I am writing my stories in America for a presumably American audience. In one of my writing groups we used to have two Aussies (we're down to one now ... Al, where are you?) and they commented on my use of a "fanny pack" for one of my characters. Because you DON'T use the term "fanny" loosely in Australia -- as I read on one website, in America both boys and girls have "fannies" but in Australia only the girls do... So, in Australia, my character would use a "bum bag".

Have you watched Lethal Weapon lately? The first one? There's a point where Danny Glover's character pulls the car over to the side of an overpass and pulls out this big brown box and sets it on the concrete railing. He reaches in and pulls out.... a phone! The whole thing is bigger than your standard briefcase, and every time I watch the movie I'm reminded that this wasn't made recently. But, it was an innocent use of the technology of the time, and clearly sets an era in mind. It's isn't over the top like That '70s Show , just little things that pop up now and then.

Do you take this into consideration when you write?
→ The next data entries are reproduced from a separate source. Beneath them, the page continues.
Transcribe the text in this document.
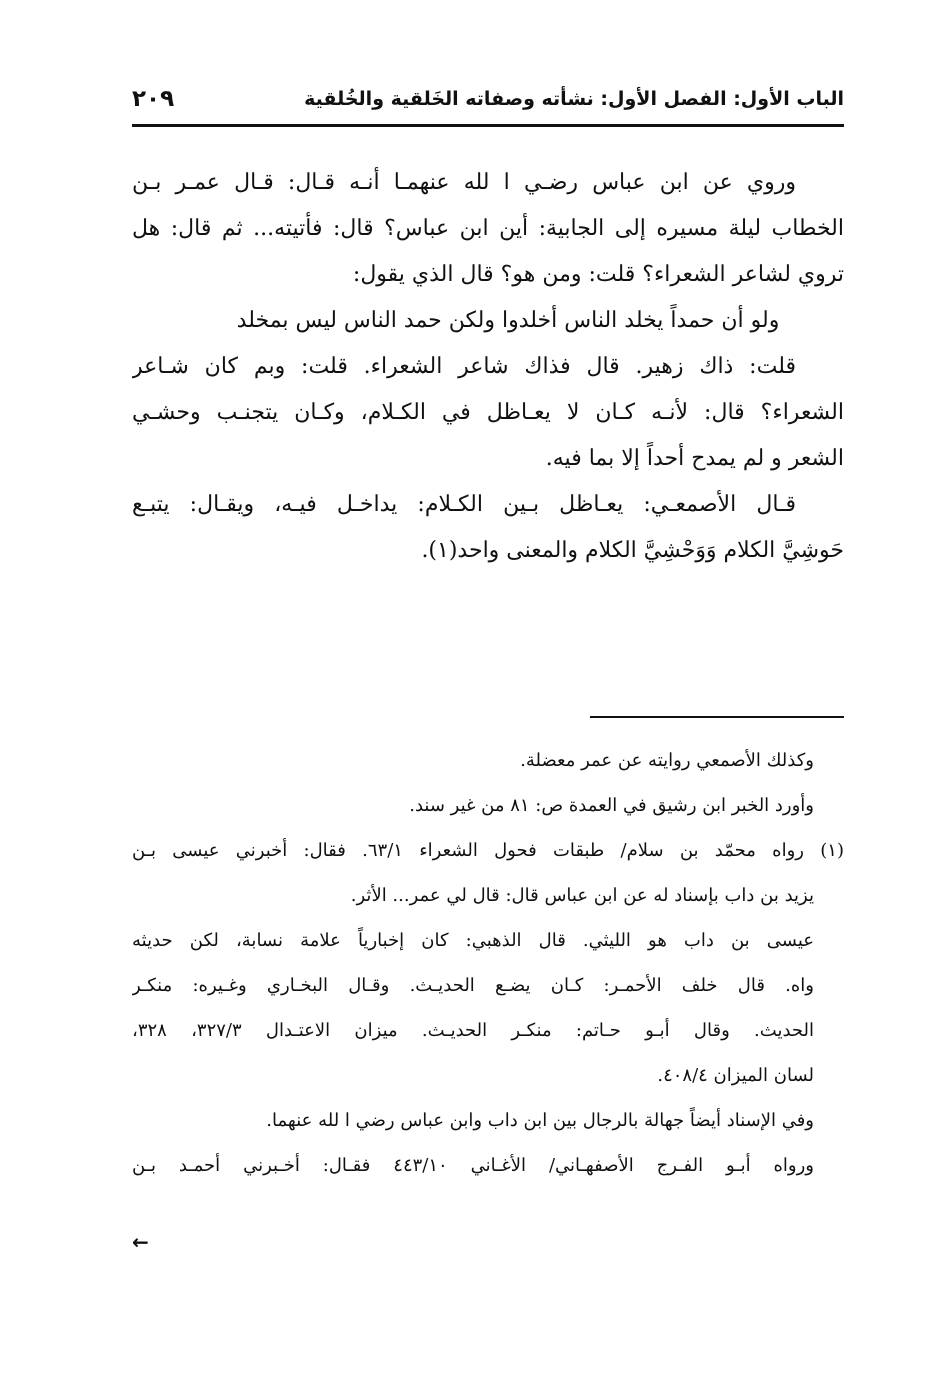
الباب الأول: الفصل الأول: نشأته وصفاته الخَلقية والخُلقية
٢٠٩
وروي عن ابن عباس رضـي ا لله عنهمـا أنـه قـال: قـال عمـر بـن
الخطاب ليلة مسيره إلى الجابية: أين ابن عباس؟ قال: فأتيته... ثم قال: هل
تروي لشاعر الشعراء؟ قلت: ومن هو؟ قال الذي يقول:
ولو أن حمداً يخلد الناس أخلدوا ولكن حمد الناس ليس بمخلد
قلت: ذاك زهير. قال فذاك شاعر الشعراء. قلت: وبم كان شـاعر
الشعراء؟ قال: لأنـه كـان لا يعـاظل في الكـلام، وكـان يتجنـب وحشـي
الشعر و لم يمدح أحداً إلا بما فيه.
قـال الأصمعـي: يعـاظل بـين الكـلام: يداخـل فيـه، ويقـال: يتبـع
حَوشِيَّ الكلام وَوَحْشِيَّ الكلام والمعنى واحد(١).
وكذلك الأصمعي روايته عن عمر معضلة.
وأورد الخبر ابن رشيق في العمدة ص: ٨١ من غير سند.
(١) رواه محمّد بن سلام/ طبقات فحول الشعراء ٦٣/١. فقال: أخبرني عيسى بـن
يزيد بن داب بإسناد له عن ابن عباس قال: قال لي عمر... الأثر.
عيسى بن داب هو الليثي. قال الذهبي: كان إخبارياً علامة نسابة، لكن حديثه
واه. قال خلف الأحمـر: كـان يضـع الحديـث. وقـال البخـاري وغـيره: منكـر
الحديث. وقال أبـو حـاتم: منكـر الحديـث. ميزان الاعتـدال ٣٢٧/٣، ٣٢٨،
لسان الميزان ٤٠٨/٤.
وفي الإسناد أيضاً جهالة بالرجال بين ابن داب وابن عباس رضي ا لله عنهما.
ورواه أبـو الفـرج الأصفهـاني/ الأغـاني ٤٤٣/١٠ فقـال: أخـبرني أحمـد بـن
←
Do you wonder if someone who isn't American (or whatever culture you hail from) is reading your work? Do you try to describe something like a "quad" (does every school have one of these? Mine did.) or whatever?

It's really made me think, especially since technology today is changing by the minute and, really, our whole culture is wrapped up in it so it's going to make a strong appearance in most of our stories.

Marianne wanders off, still trying to wrap her brain around this whole concept

2 comments:

Tori Lennox said...

Oh, that's an interesting point! I'm pretty sure I don't do that...

ewilie - evil witches ignite lights inside elms

Judy said...

Okay, okay... you win the bet! In my own defense, I've been running Christmas errands... but that's no excuse. I WAS thinking about the prompt, does that count???